In time, my father (as a bread-salesman) arranged for me to come and ‘help’ him on his rounds during school holiday times, and that experience became my one way of keeping close to my father until he changed jobs when I was eleven years of age. As with most fathers of that time, working hours were long and family life was an irregular aspect of our lives. On Sundays I was sent off to Sunday School, firstly C. of E., my father’s church, and later Methodist, my mother’s church; and then Boy’s Brigade. But my parents did not share church life with me, as Socialism was my father’s (and his brothers’) practical religion. Although from a keen church-going family, my mother had suspended her religious practice, but was a very open-hearted person with whom no-one could find fault. I was not, therefore, oppressed at home according to my parents’ perception of Biblical right and wrong, and the notion of ‘guilt’ was not as strong as with those brought up religiously, though it was present.

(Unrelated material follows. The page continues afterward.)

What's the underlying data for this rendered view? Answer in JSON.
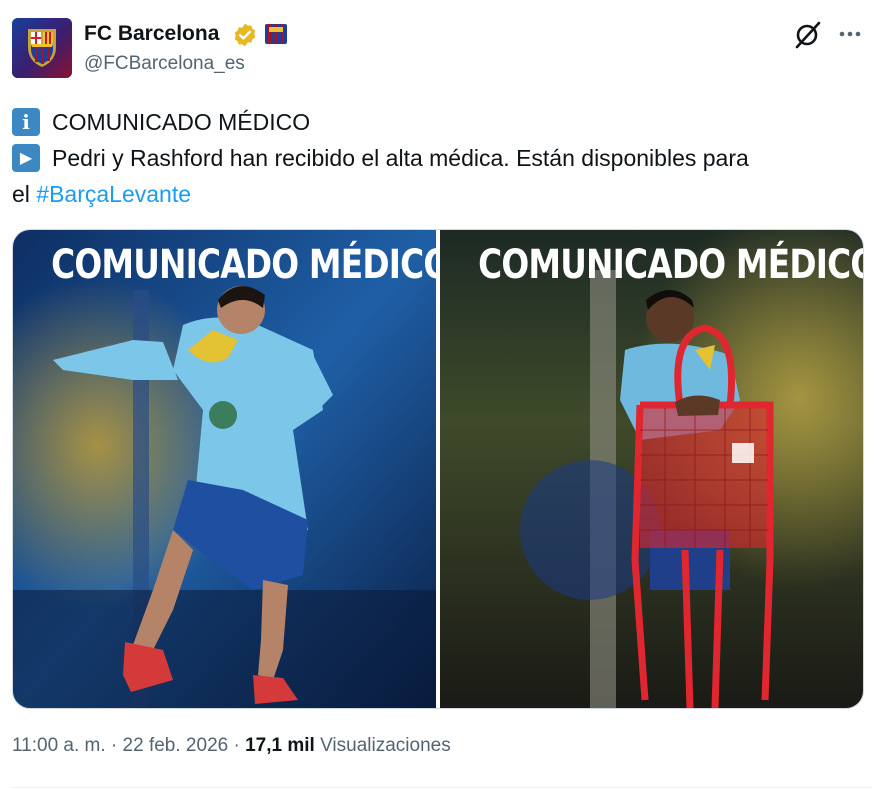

Even as a young teenager, and having read an encyclopaedic history of the Great War at my aunt’s house across the road, I wondered why my life was unlikely to require sacrifice to warfare in the way of those who fought and died in that War. Why should my life be clear of such commitment, and their’s not? Was I supposed to ‘make up’ for this situation by taking on a conscience-driven life? Did I need to justify my existence? Was I supposed to fear God? What was this Jesus crucifixion thing all about?
BIG questions for a teenager! But having been brought into the world of TV a bit late, and with no computers to take up my time, reading, playing and thinking were my main activities. It was about that time I seriously considered becoming a priest. Though I somehow talked myself out of that approach, my subsequent life was for many years a process of trying to sort out how to balance the business of living according to ‘normal’ values and Christian values. I did discern – in that very different age – that there was something vaguely different between what Jesus taught and what our supposed Christian country expected. I became aware that many people thought that there were intrinsic Christian values transmitted from their forefathers to enable them to live out their daily lives, but I felt that those incomplete values were pointing to something else. For a long time, I could not figure out what it was all about.

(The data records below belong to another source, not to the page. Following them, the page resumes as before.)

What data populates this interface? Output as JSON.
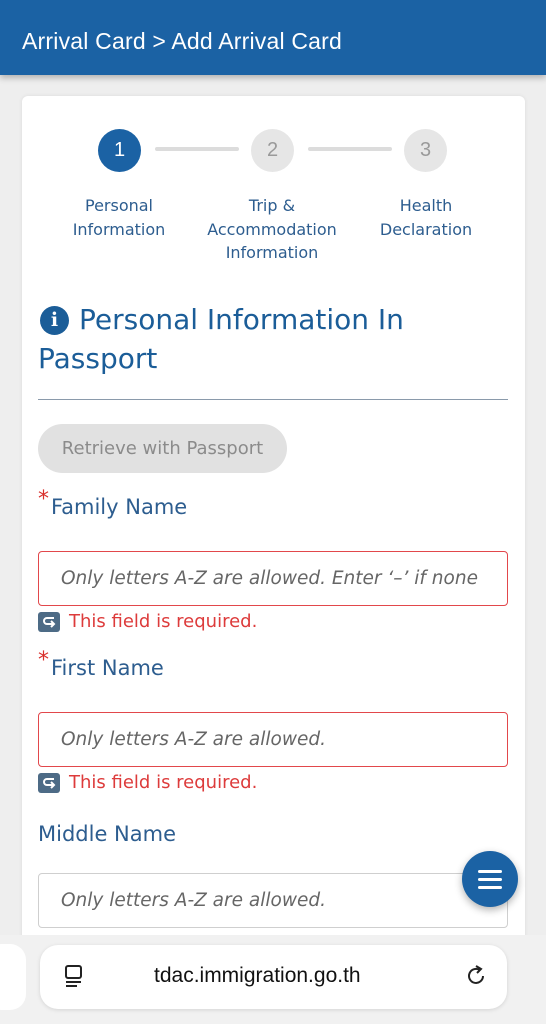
{
  "header": {
    "breadcrumb": "Arrival Card > Add Arrival Card"
  },
  "steps": [
    {
      "number": "1",
      "label_lines": [
        "Personal",
        "Information"
      ],
      "active": true
    },
    {
      "number": "2",
      "label_lines": [
        "Trip &",
        "Accommodation",
        "Information"
      ],
      "active": false
    },
    {
      "number": "3",
      "label_lines": [
        "Health",
        "Declaration"
      ],
      "active": false
    }
  ],
  "section": {
    "title_line1": "Personal Information In",
    "title_line2": "Passport",
    "icon": "info-icon"
  },
  "retrieve_button": {
    "label": "Retrieve with Passport"
  },
  "fields": {
    "family_name": {
      "required_mark": "*",
      "label": "Family Name",
      "placeholder": "Only letters A-Z are allowed. Enter ‘–’ if none",
      "error": "This field is required."
    },
    "first_name": {
      "required_mark": "*",
      "label": "First Name",
      "placeholder": "Only letters A-Z are allowed.",
      "error": "This field is required."
    },
    "middle_name": {
      "label": "Middle Name",
      "placeholder": "Only letters A-Z are allowed."
    }
  },
  "fab": {
    "icon": "hamburger-menu-icon"
  },
  "browser": {
    "url": "tdac.immigration.go.th",
    "reader_icon": "page-reader-icon",
    "reload_icon": "reload-icon"
  },
  "colors": {
    "brand_blue": "#1b62a4",
    "label_blue": "#2d5d8f",
    "error_red": "#dd3b3b"
  }
}
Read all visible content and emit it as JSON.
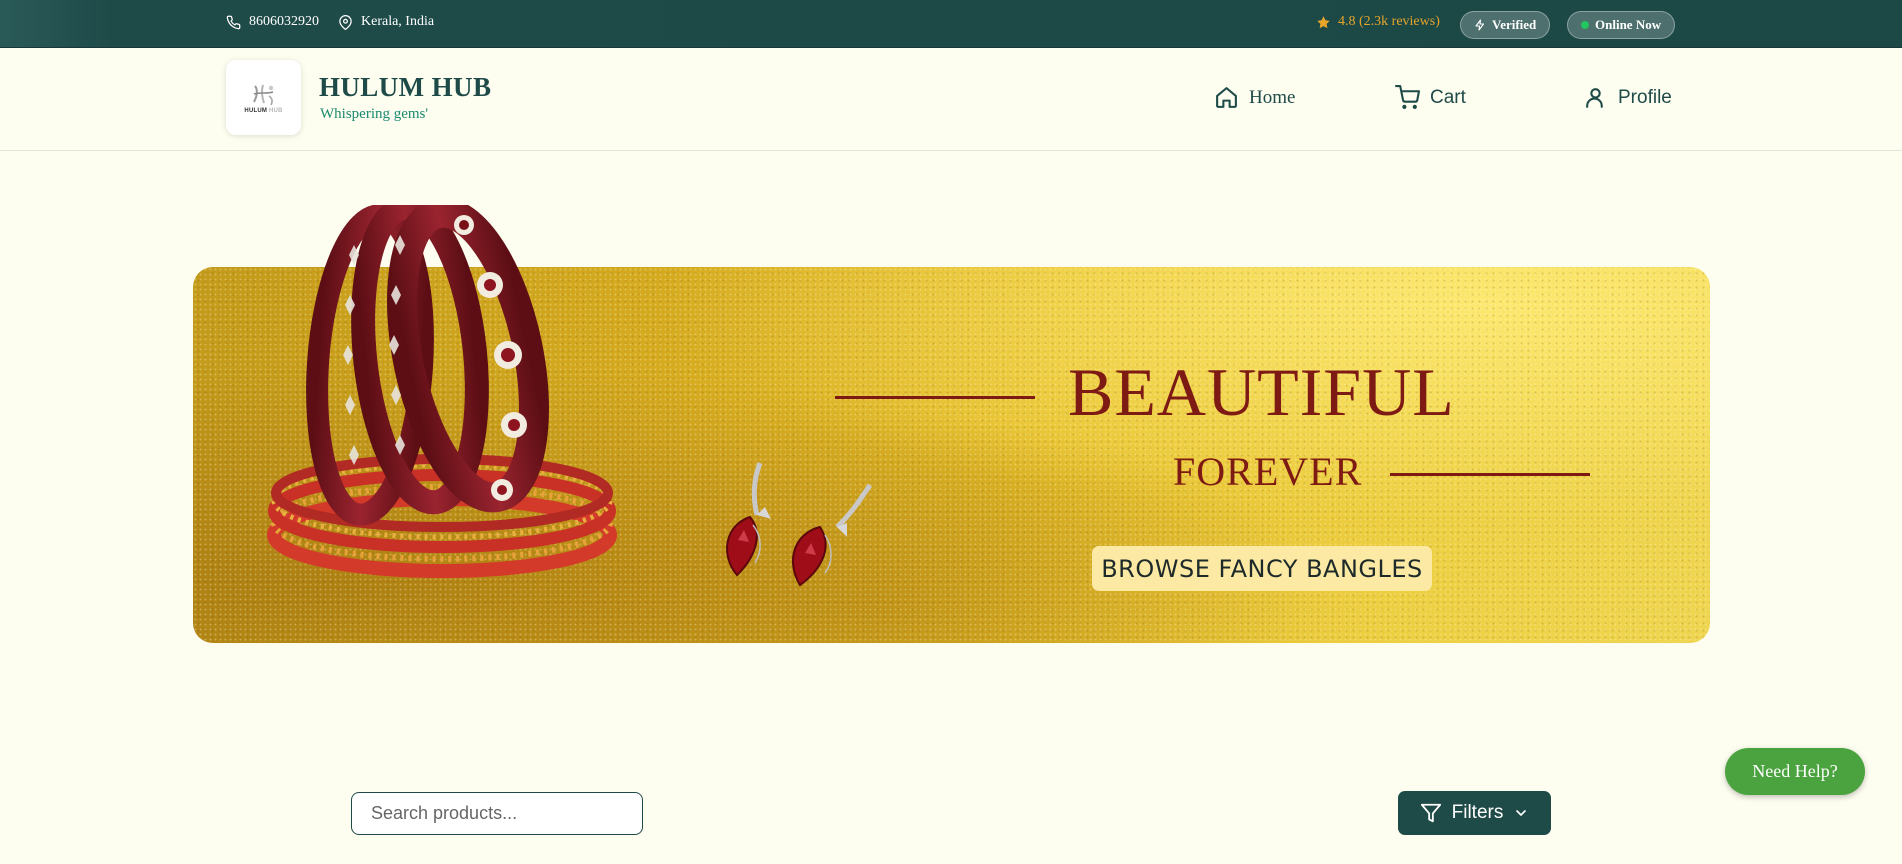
{
  "topbar": {
    "phone": "8606032920",
    "location": "Kerala, India",
    "rating": "4.8 (2.3k reviews)",
    "verified_label": "Verified",
    "online_label": "Online Now"
  },
  "header": {
    "logo_text_main": "HULUM",
    "logo_text_sub": "HUB",
    "brand_title": "HULUM HUB",
    "brand_tagline": "Whispering gems'",
    "nav": [
      {
        "label": "Home",
        "icon": "home-icon"
      },
      {
        "label": "Cart",
        "icon": "cart-icon"
      },
      {
        "label": "Profile",
        "icon": "user-icon"
      }
    ]
  },
  "banner": {
    "headline": "BEAUTIFUL",
    "subheadline": "FOREVER",
    "cta_label": "BROWSE FANCY BANGLES"
  },
  "controls": {
    "search_placeholder": "Search products...",
    "filters_label": "Filters",
    "help_label": "Need Help?"
  },
  "colors": {
    "brand_dark": "#1e4a48",
    "accent_green": "#1b8a6f",
    "star": "#e7a52a",
    "banner_text": "#7d1a14",
    "help_button": "#4aa33e"
  }
}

Yes, with rock music, they were changing times. It took until the 1960s before we saw a more full expression of the changes, many of which were positive, and the greater influx of peoples from overseas, bringing with them their very different religions and spirituality. And that period was the start of popular air travel as we know it today. But it was not until the 1970s that the subject of ecology and ‘green’ thinking seriously manifested itself.
The years just after World War 2 – before popular television – were the last years of the old world and its faults, and those years were perhaps the last time when young people were free of the pollution of excessive television, arguably one of the main faults – together with computer games – of modern life.
P.S. (2016) And now mobile phones and their offspring have taken over!